A key challenge is scale -- how can we relate the responses of large neuronal populations to complex stimuli and behavior that are themselves high-dimensional? Computation is crucial; it lets us model and interpret the functional relationship between stimulus, neuronal response, and behavior, and it helps us design stimuli and experiments to test specific hypotheses about neuronal coding.
In my PhD work, I focused on the visual system of the primate. Working at multiple levels with multiple techniques -- from the retina to extra-striate cortex, using physiology and behavior -- I elucidated key principles of visual encoding. In the visual cortex, I identified novel forms of visual coding using controlled, naturalistic stimuli, and in the retina, I characterized nonlinearities in ganglion cells using online, large-scale model fitting and targeted stimulus delivery.

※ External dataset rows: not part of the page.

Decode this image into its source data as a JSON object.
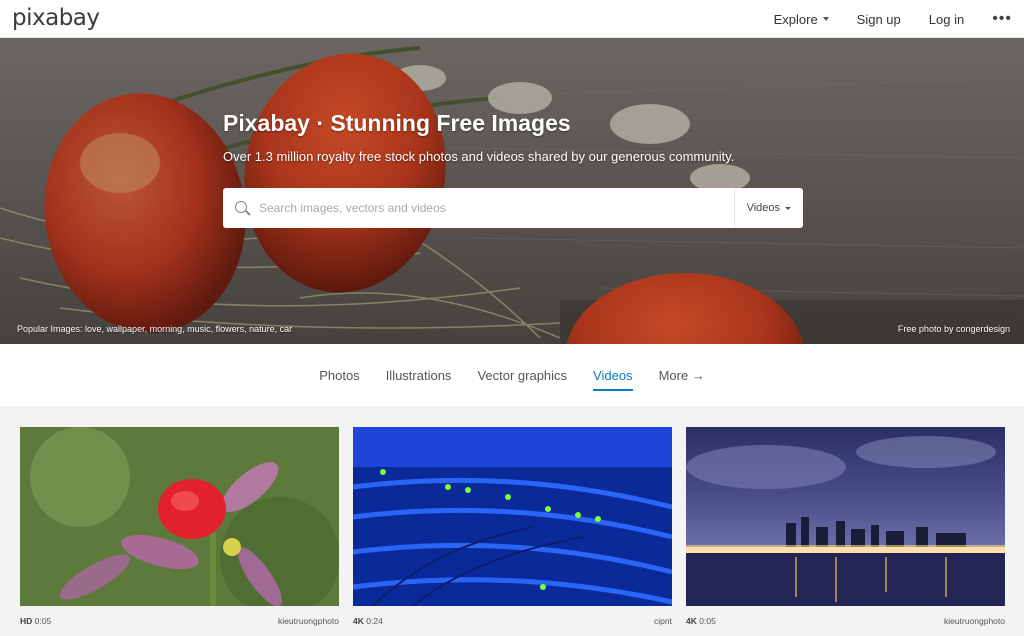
{
  "brand": {
    "logo": "pixabay"
  },
  "nav": {
    "explore": "Explore",
    "signup": "Sign up",
    "login": "Log in",
    "more": "•••"
  },
  "hero": {
    "title": "Pixabay · Stunning Free Images",
    "subtitle": "Over 1.3 million royalty free stock photos and videos shared by our generous community.",
    "search_placeholder": "Search images, vectors and videos",
    "search_type": "Videos",
    "popular": "Popular Images: love, wallpaper, morning, music, flowers, nature, car",
    "credit": "Free photo by congerdesign"
  },
  "tabs": [
    {
      "label": "Photos"
    },
    {
      "label": "Illustrations"
    },
    {
      "label": "Vector graphics"
    },
    {
      "label": "Videos",
      "active": true
    },
    {
      "label": "More →"
    }
  ],
  "videos": [
    {
      "quality": "HD",
      "duration": "0:05",
      "author": "kieutruongphoto"
    },
    {
      "quality": "4K",
      "duration": "0:24",
      "author": "cipnt"
    },
    {
      "quality": "4K",
      "duration": "0:05",
      "author": "kieutruongphoto"
    }
  ],
  "colors": {
    "accent": "#0a7ac7"
  }
}
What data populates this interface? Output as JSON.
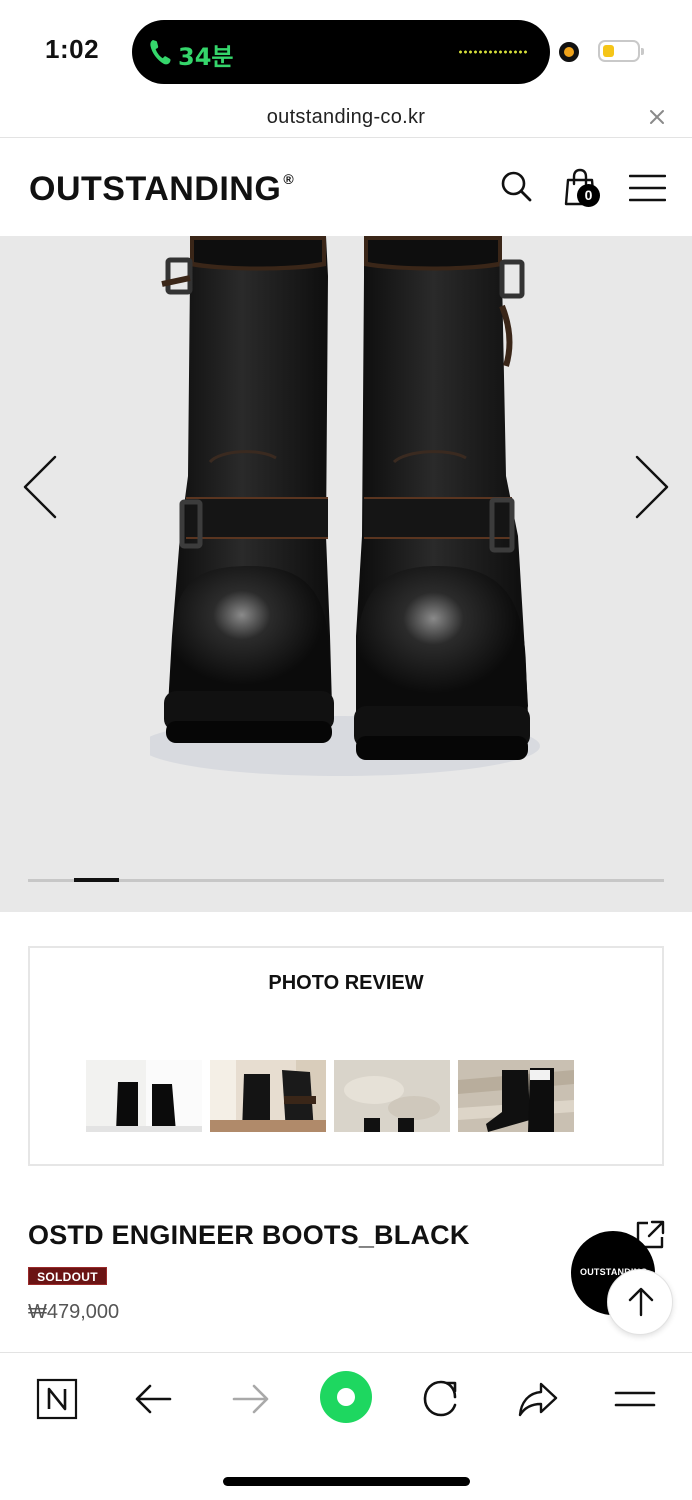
{
  "status_bar": {
    "time": "1:02",
    "call_duration": "34분",
    "icons": [
      "phone-icon",
      "camera-indicator-icon",
      "battery-icon"
    ]
  },
  "browser": {
    "url": "outstanding-co.kr",
    "close_icon": "close-icon"
  },
  "header": {
    "logo": "OUTSTANDING",
    "logo_mark": "®",
    "cart_count": "0",
    "icons": [
      "search-icon",
      "cart-icon",
      "menu-icon"
    ]
  },
  "gallery": {
    "image": "black engineer boots product photo",
    "slide_progress": 0.07,
    "icons": [
      "chevron-left-icon",
      "chevron-right-icon"
    ]
  },
  "photo_review": {
    "title": "PHOTO REVIEW",
    "thumbnail_count": 4
  },
  "product": {
    "name": "OSTD ENGINEER BOOTS_BLACK",
    "badge": "SOLDOUT",
    "price": "₩479,000",
    "brand_bubble": "OUTSTANDING"
  },
  "toolbar": {
    "icons": [
      "naver-n-icon",
      "back-arrow-icon",
      "forward-arrow-icon",
      "green-dot-icon",
      "reload-icon",
      "share-icon",
      "menu-lines-icon"
    ]
  },
  "colors": {
    "call_green": "#35d66b",
    "soldout_bg": "#6b1414",
    "gallery_bg": "#e8e8e8",
    "toolbar_green": "#1ed760"
  }
}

I plan to combine my computational approaches to data analysis and experimental design with the rich variety of tools available in genetic model organisms.

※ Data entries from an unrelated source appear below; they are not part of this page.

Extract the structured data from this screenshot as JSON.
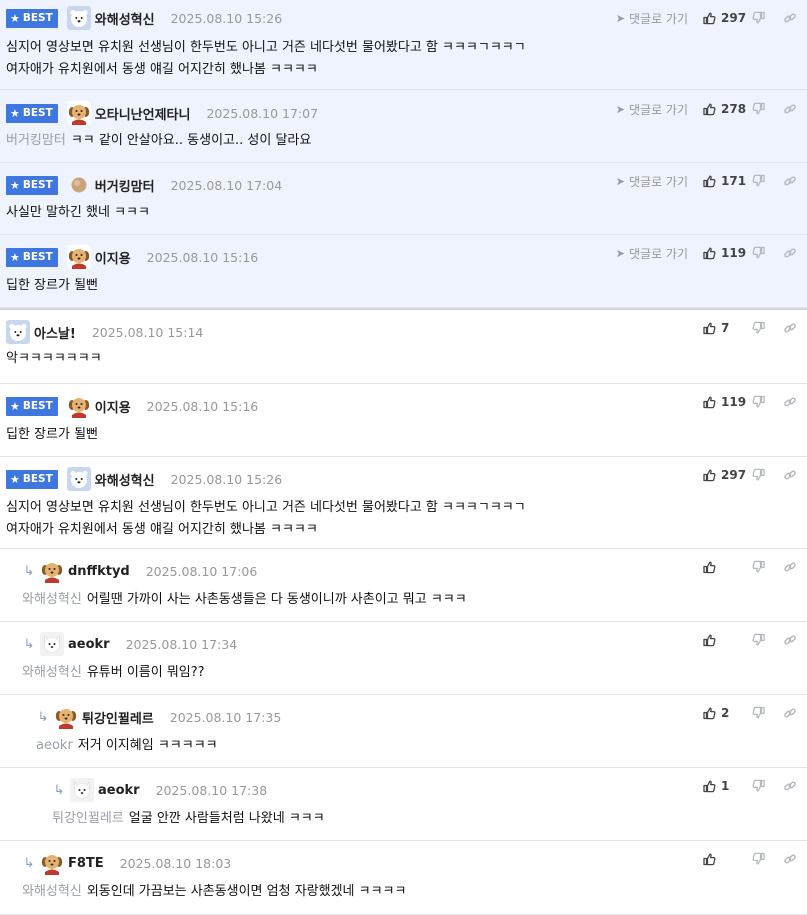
{
  "labels": {
    "best": "BEST",
    "goto": "댓글로 가기"
  },
  "colors": {
    "best_background": "#eef3fd",
    "badge": "#3d77df",
    "mention": "#9aa0a8",
    "timestamp": "#999999"
  },
  "comments": [
    {
      "id": "c0",
      "best": true,
      "avatar": "polar-bear",
      "nick": "와해성혁신",
      "time": "2025.08.10 15:26",
      "goto": true,
      "likes": "297",
      "lines": [
        "심지어 영상보면 유치원 선생님이 한두번도 아니고 거즌 네다섯번 물어봤다고 함 ㅋㅋㅋㄱㅋㅋㄱ",
        "여자애가 유치원에서 동생 얘길 어지간히 했나봄 ㅋㅋㅋㅋ"
      ],
      "mention": ""
    },
    {
      "id": "c1",
      "best": true,
      "avatar": "puppy",
      "nick": "오타니난언제타니",
      "time": "2025.08.10 17:07",
      "goto": true,
      "likes": "278",
      "lines": [
        "ㅋㅋ 같이 안살아요.. 동생이고.. 성이 달라요"
      ],
      "mention": "버거킹맘터"
    },
    {
      "id": "c2",
      "best": true,
      "avatar": "ball",
      "nick": "버거킹맘터",
      "time": "2025.08.10 17:04",
      "goto": true,
      "likes": "171",
      "lines": [
        "사실만 말하긴 했네 ㅋㅋㅋ"
      ],
      "mention": ""
    },
    {
      "id": "c3",
      "best": true,
      "avatar": "puppy",
      "nick": "이지용",
      "time": "2025.08.10 15:16",
      "goto": true,
      "likes": "119",
      "lines": [
        "딥한 장르가 될뻔"
      ],
      "mention": ""
    },
    {
      "id": "c4",
      "best": false,
      "avatar": "polar-bear",
      "nick": "아스날!",
      "time": "2025.08.10 15:14",
      "goto": false,
      "likes": "7",
      "lines": [
        "악ㅋㅋㅋㅋㅋㅋㅋ"
      ],
      "mention": ""
    },
    {
      "id": "c5",
      "best": true,
      "avatar": "puppy",
      "nick": "이지용",
      "time": "2025.08.10 15:16",
      "goto": false,
      "likes": "119",
      "lines": [
        "딥한 장르가 될뻔"
      ],
      "mention": ""
    },
    {
      "id": "c6",
      "best": true,
      "avatar": "polar-bear",
      "nick": "와해성혁신",
      "time": "2025.08.10 15:26",
      "goto": false,
      "likes": "297",
      "lines": [
        "심지어 영상보면 유치원 선생님이 한두번도 아니고 거즌 네다섯번 물어봤다고 함 ㅋㅋㅋㄱㅋㅋㄱ",
        "여자애가 유치원에서 동생 얘길 어지간히 했나봄 ㅋㅋㅋㅋ"
      ],
      "mention": ""
    },
    {
      "id": "c7",
      "best": false,
      "avatar": "puppy",
      "nick": "dnffktyd",
      "time": "2025.08.10 17:06",
      "goto": false,
      "likes": "",
      "lines": [
        "어릴땐 가까이 사는 사촌동생들은 다 동생이니까 사촌이고 뭐고 ㅋㅋㅋ"
      ],
      "mention": "와해성혁신"
    },
    {
      "id": "c8",
      "best": false,
      "avatar": "white-dog",
      "nick": "aeokr",
      "time": "2025.08.10 17:34",
      "goto": false,
      "likes": "",
      "lines": [
        "유튜버 이름이 뭐임??"
      ],
      "mention": "와해성혁신"
    },
    {
      "id": "c9",
      "best": false,
      "avatar": "puppy",
      "nick": "튀강인뀔레르",
      "time": "2025.08.10 17:35",
      "goto": false,
      "likes": "2",
      "lines": [
        "저거 이지혜임 ㅋㅋㅋㅋㅋ"
      ],
      "mention": "aeokr"
    },
    {
      "id": "c10",
      "best": false,
      "avatar": "white-dog",
      "nick": "aeokr",
      "time": "2025.08.10 17:38",
      "goto": false,
      "likes": "1",
      "lines": [
        "얼굴 안깐 사람들처럼 나왔네 ㅋㅋㅋ"
      ],
      "mention": "튀강인뀔레르"
    },
    {
      "id": "c11",
      "best": false,
      "avatar": "puppy",
      "nick": "F8TE",
      "time": "2025.08.10 18:03",
      "goto": false,
      "likes": "",
      "lines": [
        "외동인데 가끔보는 사촌동생이면 엄청 자랑했겠네 ㅋㅋㅋㅋ"
      ],
      "mention": "와해성혁신"
    }
  ]
}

Understanding brain function requires monitoring and interpreting the activity of large networks of neurons during behavior. Advances in recording technology are greatly increasing the size and complexity of neural data. Analyzing such data will pose a fundamental bottleneck for neuroscience. We present a library of analytical tools called Thunder built on the open-source Apache Spark platform for large-scale distributed computing. The library implements a variety of univariate and multivariate analyses with a modular, extendable structure well-suited to interactive exploration and analysis development. We demonstrate how these analyses find structure in large-scale neural data, including whole-brain light-sheet imaging data from fictively behaving larval zebrafish, and two-photon imaging data from behaving mouse. The analyses relate neuronal responses to sensory input and behavior, run in minutes or less and can be used on a private cluster or in the cloud. Our open-source framework thus holds promise for turning brain activity mapping efforts into biological insights.